PRIME MINISTER PETER O'NEILL addressed the National Press Club in Canberra today and committed himself to establishing a permanent independent commission against corruption in Papua New Guinea.
Here at PNG Attitude - with the national media focussed firmly on domestic politics - we’re grateful to the ABC’s Liam Fox for posting some of the highlights of Mr O’Neill’s speech on Twitter.
Fox reported that the prime minister began his address by criticising Australian journalists for describing PNG as a failed state.
"This is just simply wrong," he said, describing the claims as "harmful" and "hurtful".
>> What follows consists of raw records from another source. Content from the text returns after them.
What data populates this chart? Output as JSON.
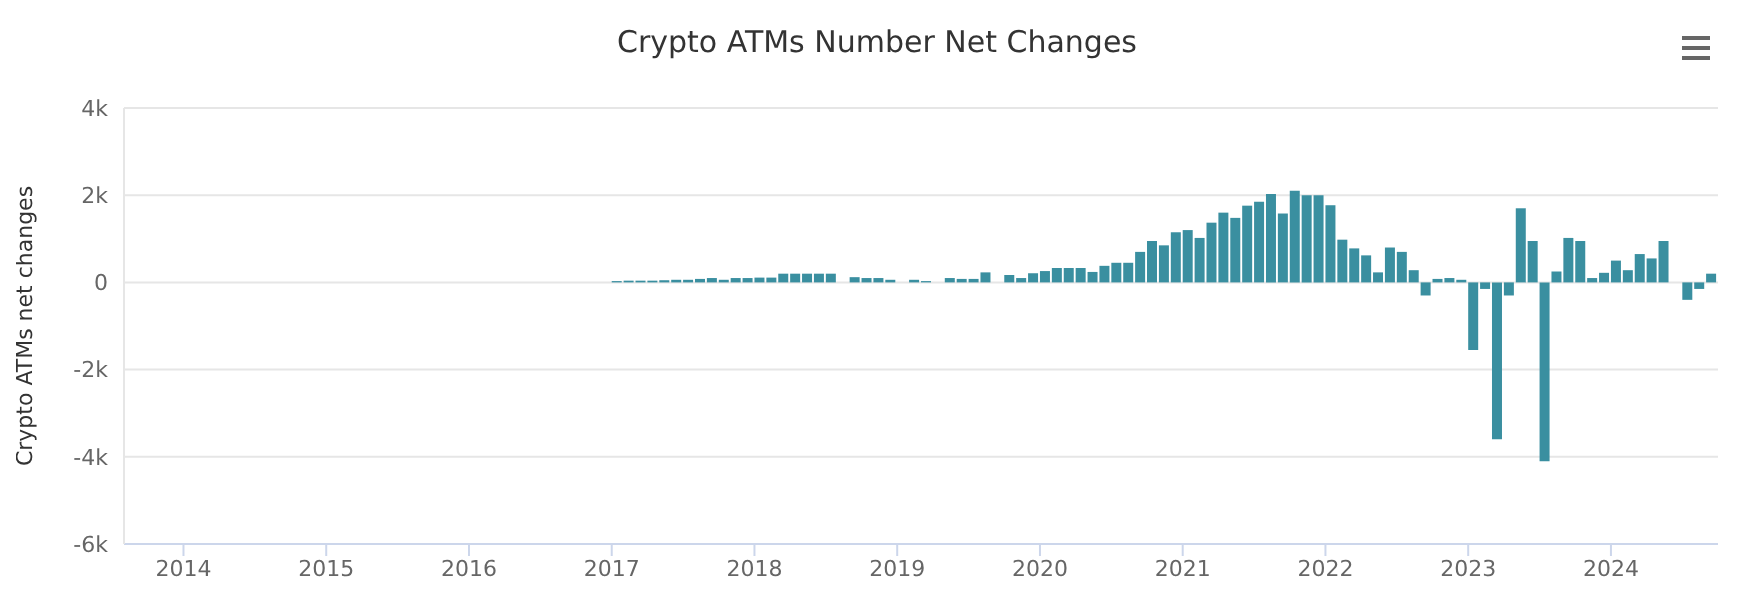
{
  "chart_data": {
    "type": "bar",
    "title": "Crypto ATMs Number Net Changes",
    "ylabel": "Crypto ATMs net changes",
    "x": [
      "2017-01",
      "2017-02",
      "2017-03",
      "2017-04",
      "2017-05",
      "2017-06",
      "2017-07",
      "2017-08",
      "2017-09",
      "2017-10",
      "2017-11",
      "2017-12",
      "2018-01",
      "2018-02",
      "2018-03",
      "2018-04",
      "2018-05",
      "2018-06",
      "2018-07",
      "2018-08",
      "2018-09",
      "2018-10",
      "2018-11",
      "2018-12",
      "2019-01",
      "2019-02",
      "2019-03",
      "2019-04",
      "2019-05",
      "2019-06",
      "2019-07",
      "2019-08",
      "2019-09",
      "2019-10",
      "2019-11",
      "2019-12",
      "2020-01",
      "2020-02",
      "2020-03",
      "2020-04",
      "2020-05",
      "2020-06",
      "2020-07",
      "2020-08",
      "2020-09",
      "2020-10",
      "2020-11",
      "2020-12",
      "2021-01",
      "2021-02",
      "2021-03",
      "2021-04",
      "2021-05",
      "2021-06",
      "2021-07",
      "2021-08",
      "2021-09",
      "2021-10",
      "2021-11",
      "2021-12",
      "2022-01",
      "2022-02",
      "2022-03",
      "2022-04",
      "2022-05",
      "2022-06",
      "2022-07",
      "2022-08",
      "2022-09",
      "2022-10",
      "2022-11",
      "2022-12",
      "2023-01",
      "2023-02",
      "2023-03",
      "2023-04",
      "2023-05",
      "2023-06",
      "2023-07",
      "2023-08",
      "2023-09",
      "2023-10",
      "2023-11",
      "2023-12",
      "2024-01",
      "2024-02",
      "2024-03",
      "2024-04",
      "2024-05",
      "2024-06",
      "2024-07",
      "2024-08",
      "2024-09"
    ],
    "values": [
      30,
      40,
      40,
      40,
      50,
      60,
      60,
      80,
      100,
      60,
      100,
      100,
      110,
      110,
      200,
      200,
      200,
      200,
      200,
      null,
      120,
      100,
      100,
      60,
      null,
      60,
      30,
      null,
      100,
      80,
      80,
      230,
      0,
      170,
      100,
      210,
      260,
      330,
      330,
      330,
      240,
      380,
      450,
      450,
      700,
      950,
      850,
      1150,
      1200,
      1020,
      1370,
      1600,
      1480,
      1760,
      1850,
      2030,
      1580,
      2100,
      2000,
      2000,
      1770,
      980,
      780,
      620,
      230,
      800,
      700,
      280,
      -300,
      80,
      100,
      60,
      -1550,
      -150,
      -3600,
      -300,
      1700,
      950,
      -4100,
      250,
      1020,
      950,
      100,
      220,
      500,
      280,
      650,
      550,
      950,
      null,
      -400,
      -150,
      200
    ],
    "color": "#3a8fa0",
    "xlim": [
      "2013-08",
      "2024-10"
    ],
    "xticks": [
      "2014",
      "2015",
      "2016",
      "2017",
      "2018",
      "2019",
      "2020",
      "2021",
      "2022",
      "2023",
      "2024"
    ],
    "ylim": [
      -6000,
      4000
    ],
    "yticks": [
      {
        "value": -6000,
        "label": "-6k"
      },
      {
        "value": -4000,
        "label": "-4k"
      },
      {
        "value": -2000,
        "label": "-2k"
      },
      {
        "value": 0,
        "label": "0"
      },
      {
        "value": 2000,
        "label": "2k"
      },
      {
        "value": 4000,
        "label": "4k"
      }
    ],
    "grid": "y",
    "legend": false
  }
}
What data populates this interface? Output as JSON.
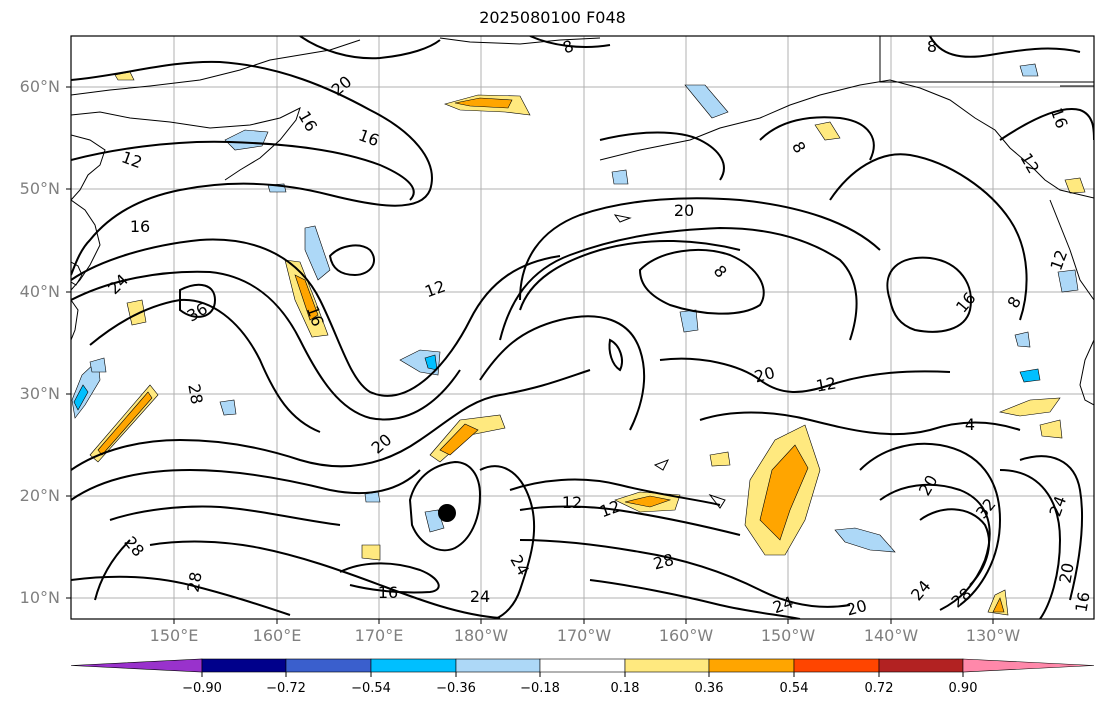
{
  "title": "2025080100 F048",
  "lat_labels": [
    "60°N",
    "50°N",
    "40°N",
    "30°N",
    "20°N",
    "10°N"
  ],
  "lon_labels": [
    "150°E",
    "160°E",
    "170°E",
    "180°W",
    "170°W",
    "160°W",
    "150°W",
    "140°W",
    "130°W"
  ],
  "colorbar": {
    "ticks": [
      "−0.90",
      "−0.72",
      "−0.54",
      "−0.36",
      "−0.18",
      "0.18",
      "0.36",
      "0.54",
      "0.72",
      "0.90"
    ],
    "colors": [
      "#9932CC",
      "#00008B",
      "#3A5FCD",
      "#00BFFF",
      "#ADD8F7",
      "#FFFFFF",
      "#FFE97F",
      "#FFA500",
      "#FF4500",
      "#B22222",
      "#FF88AA"
    ]
  },
  "contour_labels": [
    {
      "text": "20"
    },
    {
      "text": "16"
    },
    {
      "text": "12"
    },
    {
      "text": "16"
    },
    {
      "text": "24"
    },
    {
      "text": "36"
    },
    {
      "text": "28"
    },
    {
      "text": "20"
    },
    {
      "text": "12"
    },
    {
      "text": "16"
    },
    {
      "text": "28"
    },
    {
      "text": "28"
    },
    {
      "text": "16"
    },
    {
      "text": "24"
    },
    {
      "text": "24"
    },
    {
      "text": "12"
    },
    {
      "text": "12"
    },
    {
      "text": "28"
    },
    {
      "text": "20"
    },
    {
      "text": "8"
    },
    {
      "text": "20"
    },
    {
      "text": "12"
    },
    {
      "text": "8"
    },
    {
      "text": "8"
    },
    {
      "text": "16"
    },
    {
      "text": "8"
    },
    {
      "text": "12"
    },
    {
      "text": "16"
    },
    {
      "text": "4"
    },
    {
      "text": "20"
    },
    {
      "text": "32"
    },
    {
      "text": "24"
    },
    {
      "text": "20"
    },
    {
      "text": "24"
    },
    {
      "text": "28"
    },
    {
      "text": "24"
    },
    {
      "text": "20"
    },
    {
      "text": "16"
    },
    {
      "text": "8"
    },
    {
      "text": "16"
    },
    {
      "text": "12"
    }
  ],
  "marker": {
    "type": "storm-center"
  }
}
It is indeed a slur that is especially objectionable to Papua New Guineans since it combines a noxious blend of condescension, fiction and plain ignorance.
Addressing the issue of foreign aid, Mr O'Neill said PNG would like to see a greater alignment between AusAID support and his government's own development priorities.
He also said that he would like to see links between young Papua New Guineans and Australians strengthened as well as more emphasis being placed on the trade and economic relationship, particularly Australian investment in PNG construction and agriculture.
During his speech, Mr O'Neill also continued his campaign against BHP Billiton's continuing presence in board roles in the PNG Sustainable Development Program. "There is no reason they should be involved,” Liam Fox quoted him as saying.
AAP diplomatic correspondent Adam Gartrell has just reported that Peter O’Neill asked Australia to rethink its aid spending by putting greater emphasis on infrastructure like roads and ports.
PNG is in "dire need" of better economic infrastructure like roads, ports and airports, he said. "I know there will be some in the aid program who will be horrified by this suggestion.
"But if we are going to make sure your aid genuinely supports our economic and social development and helps us guarantee our security and stability we simply must make sure it is more targeted to align with our priorities."
Australia's aid program in PNG currently focuses more on health, education and governance.
Mr O'Neill said the PNG-Australia relationship is in "good shape" but warned against complacency.
While saying that the Chinese aid footprint in PNG was very small, he would welcome more.
Late this afternoon, Mr O'Neill met with Australian prime minister Julia Gillard for discussions.